I'm using avro as the schema for google pub/sub to write directly to BigQuery.
One of the fields can be null, so I've written my avro schema like this:
{
"type": "record",
"name": "Avro",
"fields": [
{
"name": "id",
"type": "string"
},
{
"name": "status",
"type": "string"
},
{
"name": "createDate",
"type": "string"
},
{
"name": "purchaseDate",
"type": ["null", "string"]
}
]
}
However, for an input to fit with this schema, it has to look something like one of the below:
{
"id": "123",
"status": "not-purchased",
"createDate": "2023-01-17T04:49:16.966Z",
"purchaseDate": null
}
{
"id": "123",
"status": "purchased",
"createDate": "2023-01-17T04:49:16.966Z",
"purchaseDate": {
"string": "2023-01-17T04:49:16.966Z"
}
}
The input in the 2nd example above is not in a format that is expected by the BigQuery subscription.
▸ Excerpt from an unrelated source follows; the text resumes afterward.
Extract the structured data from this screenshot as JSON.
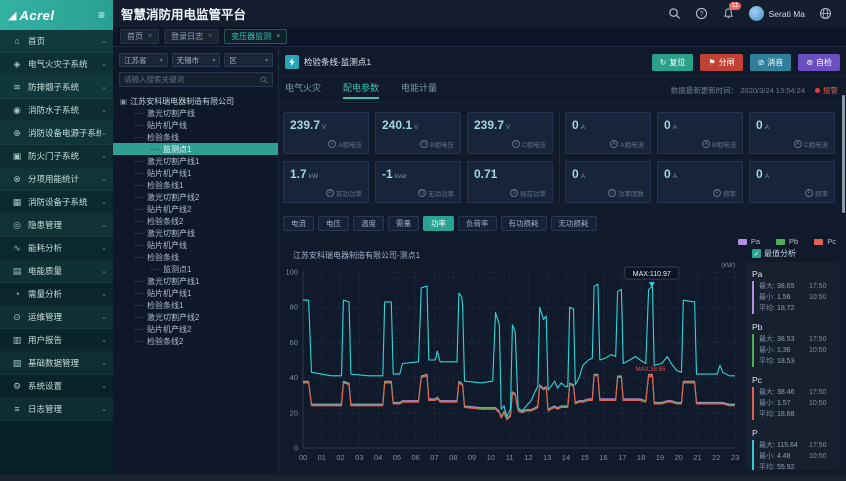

I'm looking for something that looks like this instead:
{
"id": "123",
"status": "purchased",
"createDate": "2023-01-17T04:49:16.966Z",
"purchaseDate": "2023-01-17T04:49:16.966Z"
}
Is there something I did wrong with the avro schema or is it just the way it is for how nullable fields works in avro?
Update: This issue has now been fixed.
Original answer: This is a known issue with Pub/Sub BigQuery subscriptions. You can follow the progress on a fix in the issue tracker. Once fixed, the example that uses the string
keyword should work for inserting into BigQuery via Pub/Sub subscription.